Specifically, the authors used recombinant DNA technology to produce a poliovirus in which the 5′-most coding sequence, for the capsid protein P1, was recoded with 631 synonymous mutations to give a codon pair bias 4.5-fold lower than that of wild-type poliovirus. The attenuated virus was further manipulated by recombining segments of wild-type polio sequences into the codon pair–biased sequence to generate two viable viruses with reduced translation and replication.

How well did manipulation of codon pair bias translate to vaccine efficacy in vivo? Compared with wild-type virus, the two attenuated viruses required tenfold higher doses of plaque-forming units to kill transgenic mice expressing the poliovirus receptor. In a pilot vaccination study, three high doses of the attenuated vaccines given at weekly intervals resulted in the death of 9 of 16 mice but protected the 7 survivors against a paralytic polio challenge. The codon pair bias selection resulted in two attenuated viruses that are only about tenfold attenuated in their 50% paralytic dose and, at the same time, at least tenfold attenuated in their ability to be manufactured1. In contrast, the selection of individual infectious units of poliovirus for attenuated neurotropism resulted in an oral vaccine that is >500,000-fold attenuated in its 50% paralytic dose without any attenuation of its ability to be produced7. Thus, selection against neurotropism to create the current polio vaccine, which involves three key codons7, yielded a much more effective vaccine than the 631 mutations in capsid protein P1 (ref. 1).

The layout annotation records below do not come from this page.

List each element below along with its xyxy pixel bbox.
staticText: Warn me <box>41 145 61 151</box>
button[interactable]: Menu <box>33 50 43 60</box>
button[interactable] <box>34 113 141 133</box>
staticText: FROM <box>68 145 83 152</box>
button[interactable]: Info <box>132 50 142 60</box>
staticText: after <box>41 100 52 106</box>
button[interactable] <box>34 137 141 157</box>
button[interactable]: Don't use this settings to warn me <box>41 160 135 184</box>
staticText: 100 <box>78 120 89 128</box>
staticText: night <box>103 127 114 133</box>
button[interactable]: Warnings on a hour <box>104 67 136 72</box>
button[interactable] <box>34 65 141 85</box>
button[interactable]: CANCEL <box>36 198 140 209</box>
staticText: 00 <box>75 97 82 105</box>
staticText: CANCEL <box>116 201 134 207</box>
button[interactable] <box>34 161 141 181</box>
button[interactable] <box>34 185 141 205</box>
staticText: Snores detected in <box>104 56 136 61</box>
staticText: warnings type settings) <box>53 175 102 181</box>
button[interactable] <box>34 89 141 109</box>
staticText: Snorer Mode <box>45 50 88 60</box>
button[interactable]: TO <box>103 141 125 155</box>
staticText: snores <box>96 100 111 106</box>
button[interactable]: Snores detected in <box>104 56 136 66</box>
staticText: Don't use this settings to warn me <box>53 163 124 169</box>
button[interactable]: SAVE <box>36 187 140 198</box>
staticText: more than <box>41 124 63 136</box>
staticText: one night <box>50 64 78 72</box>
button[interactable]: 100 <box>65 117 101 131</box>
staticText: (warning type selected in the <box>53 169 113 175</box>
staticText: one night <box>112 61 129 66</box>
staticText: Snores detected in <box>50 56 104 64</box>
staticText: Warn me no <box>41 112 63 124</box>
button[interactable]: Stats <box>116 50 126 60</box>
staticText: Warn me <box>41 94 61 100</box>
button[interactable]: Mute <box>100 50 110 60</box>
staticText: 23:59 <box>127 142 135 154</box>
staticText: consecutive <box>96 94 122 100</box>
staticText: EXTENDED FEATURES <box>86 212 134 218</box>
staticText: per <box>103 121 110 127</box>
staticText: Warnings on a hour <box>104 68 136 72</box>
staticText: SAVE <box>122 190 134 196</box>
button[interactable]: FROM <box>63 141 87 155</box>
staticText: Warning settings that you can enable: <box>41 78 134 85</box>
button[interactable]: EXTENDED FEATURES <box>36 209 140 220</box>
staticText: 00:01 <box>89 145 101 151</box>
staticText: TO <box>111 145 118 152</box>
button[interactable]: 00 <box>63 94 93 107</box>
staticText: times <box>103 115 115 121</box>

Efforts to eradicate polio have suffered more from a lack of political will and popular fears than from limitations on the ability to manufacture and deliver the current oral vaccines. Although the use of SAVE to produce growth-attenuated polioviruses is unlikely to yield a vaccine that is superior to existing polio vaccines, this strategy may prove valuable in the case of other infectious diseases for which there are no effective vaccines. However, any candidate attenuated virus generated by this approach would require attenuation for disease prevention and not only for growth. For example, our current highly successful polio vaccines were selected for the following: “(1) maintaining high degree of infectivity in cell culture and the human intestinal tract, (2) inducing detectable levels of neutralizing antibody in a high proportion of susceptible (seronegative) recipients, (3) displaying low neurovirulence in monkeys, (4) demonstrating a lack of association with paralytic disease in humans, and (5) maintaining genetic stability after replication in the human host”7. Thus, the study of Coleman et al.1 opens a new path to attenuation that despite its universality will have to be tailored to the pathogenesis of each agent to be useful for future vaccine development.